Windows 7 BSOD and missing SATA drives at reboot

1

I get random BSOD, then when my computer reboots my SATA drives are gone and it gets stuck at "verifying DMI pool data". By rebooting they sometimes re-appear.

Before this my computer has been running without any issues for two years.

At first I thought this was related to my hard-drives, but after disconnecting all except one and retrying nothing changed.

I ran memtest for 24 hours in addition to running with one ram piece at a time replacing it if I got the BSOD again.

Any suggestions to what might be causing this?

UPDATE:

I am getting the following error in my event log: "Microsoft Security Client OOBE" stopped due to the following error 0xC000000D

I tried removing a file related to Microsoft Security client as suggested on microsoft technet, but this did not solve my problem.

BSOD info: 0X000000F4(0X0000000000000003, 0xFFFFFA800481EB30, 0XFFFFFA800481EE10, 0XFFFFF8000318F720)

No dump file is created even though I did check the box for that in advanced settings.

UPDATE 2:

After @techie007 suggested it was most likely the hard-drive or the controller, I have left it on at home testing a drive from work. I have also checked online for possible issues with my SSD drive (Crucial m4), and it seems that these have a bug that makes it unstable after 5200 hours. A new firmware has been released solving this issue, so I will attempt that later today.

UPDATE 3:

My computer is now stable again, the problem that lead to this was the 5200 hour bug in crucial m4 drives.

windows-7
sata
bsod
asked on Super User Aug 6, 2012 by Lars Næss Evensen • edited Aug 10, 2012 by Lars Næss Evensen

2 Answers

0

Go into your BIOS and make sure that the hard drive with the Windows installed is correctly set as the primary boot device. Choose the HDD as primary boot device, followed by CD-ROM/Floppy. Also make sure that the HDD is set to auto-detect within the BIOS utility.

If you have any discs or diskettes in the CD-ROM or floppy drive(s) then please remove these and try and boot up again, this is to make sure the system is not trying to boot from the said device.

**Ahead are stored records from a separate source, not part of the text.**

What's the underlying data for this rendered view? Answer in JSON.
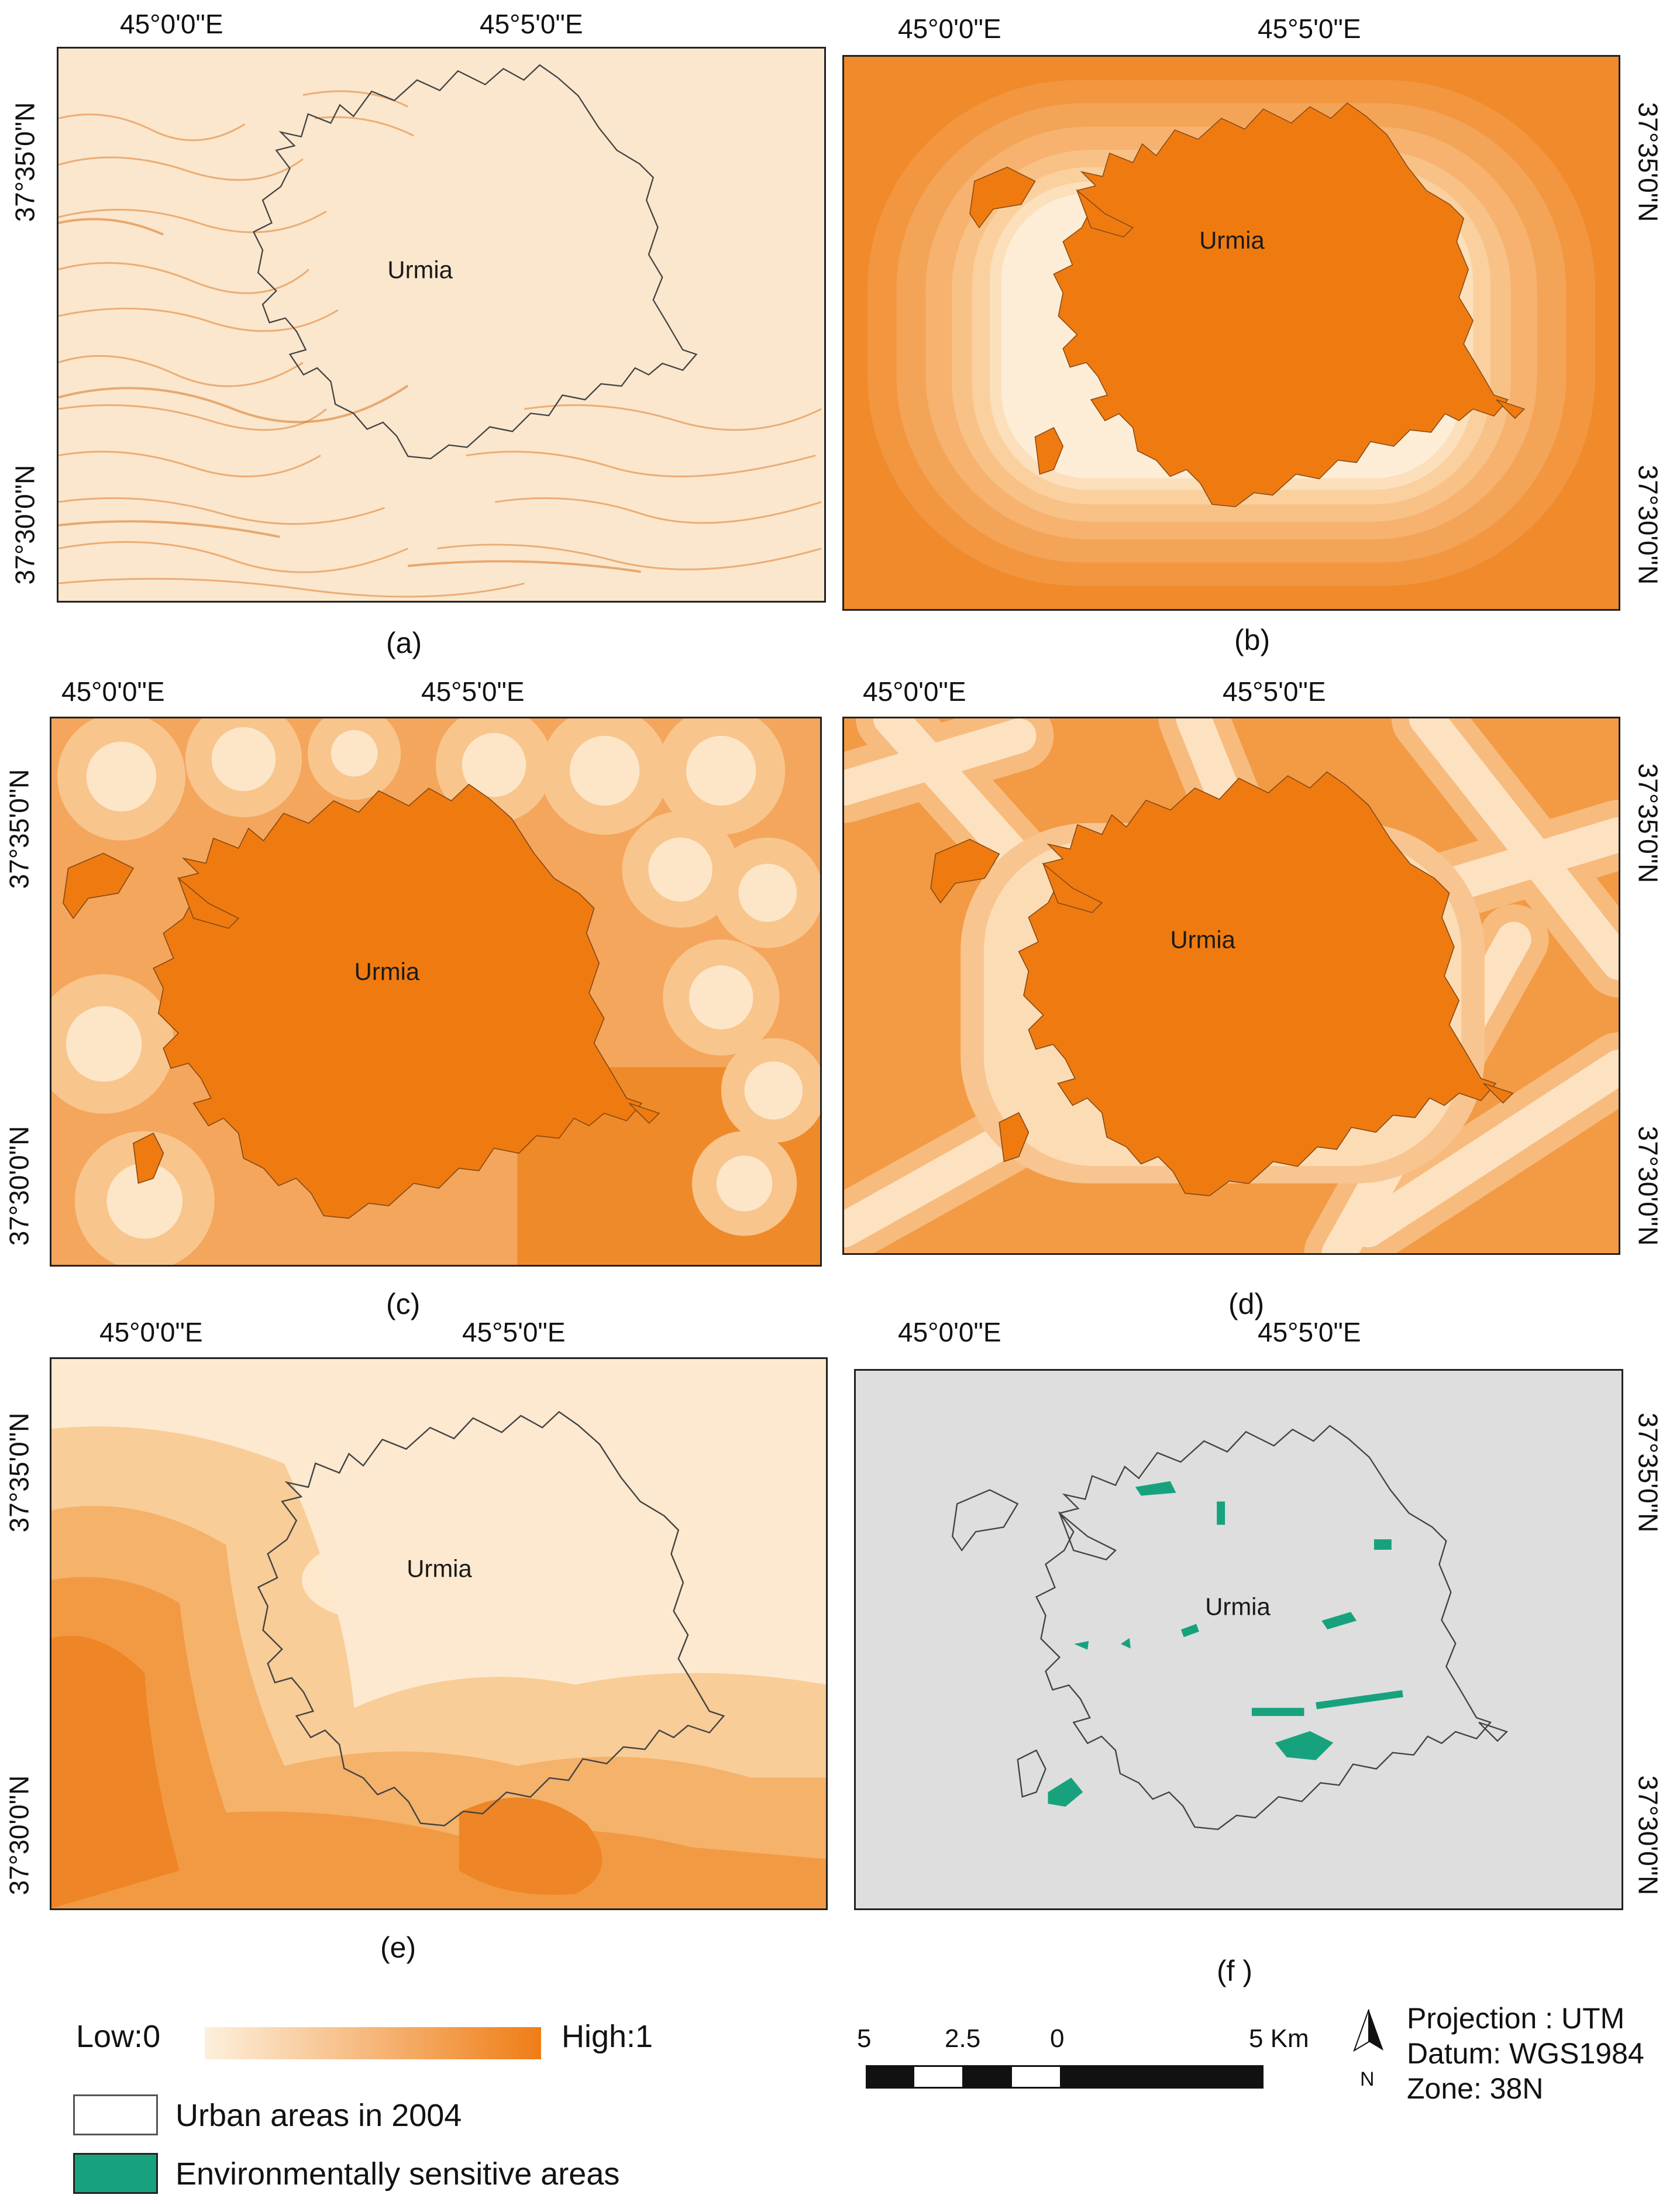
{
  "lon_ticks": [
    "45°0'0\"E",
    "45°5'0\"E"
  ],
  "lat_ticks": [
    "37°35'0\"N",
    "37°30'0\"N"
  ],
  "city_label": "Urmia",
  "panels": [
    {
      "id": "a",
      "caption": "(a)",
      "layer": "slope-texture",
      "outline_only": true
    },
    {
      "id": "b",
      "caption": "(b)",
      "layer": "distance-rings",
      "outline_only": false
    },
    {
      "id": "c",
      "caption": "(c)",
      "layer": "point-buffers",
      "outline_only": false
    },
    {
      "id": "d",
      "caption": "(d)",
      "layer": "road-buffers",
      "outline_only": false
    },
    {
      "id": "e",
      "caption": "(e)",
      "layer": "elevation-zones",
      "outline_only": true
    },
    {
      "id": "f",
      "caption": "(f )",
      "layer": "sensitive-areas",
      "outline_only": true
    }
  ],
  "legend": {
    "low_label": "Low:0",
    "high_label": "High:1",
    "urban_label": "Urban areas in 2004",
    "sensitive_label": "Environmentally sensitive areas"
  },
  "scale_bar": {
    "labels": [
      "5",
      "2.5",
      "0",
      "5 Km"
    ]
  },
  "map_info": {
    "projection": "Projection : UTM",
    "datum": "Datum: WGS1984",
    "zone": "Zone: 38N",
    "north_label": "N"
  },
  "colors": {
    "low": "#fbe6c8",
    "high": "#ef7d16",
    "urban_fill": "#ef7b10",
    "sensitive": "#17a27d",
    "grey_bg": "#dedede"
  }
}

Make sure ALL cables are 100% connected to the system and are not loose at any scale. If any of the above does not work then try and reset the CMOS using the CMOS jumper.

If still nothing above fixes the issue then you may have to replace/fix the master boot record on the hard drive as this may be the cause. Or here is a similar instructions website: http://www.computerhope.com/issues/ch000474.htm

answered on Super User Aug 6, 2012 by George
0

My issue was caused by the 5200 hour bug in crucial m4 harddrive firmware. Hopefully this can help someone else having the same issues that I had.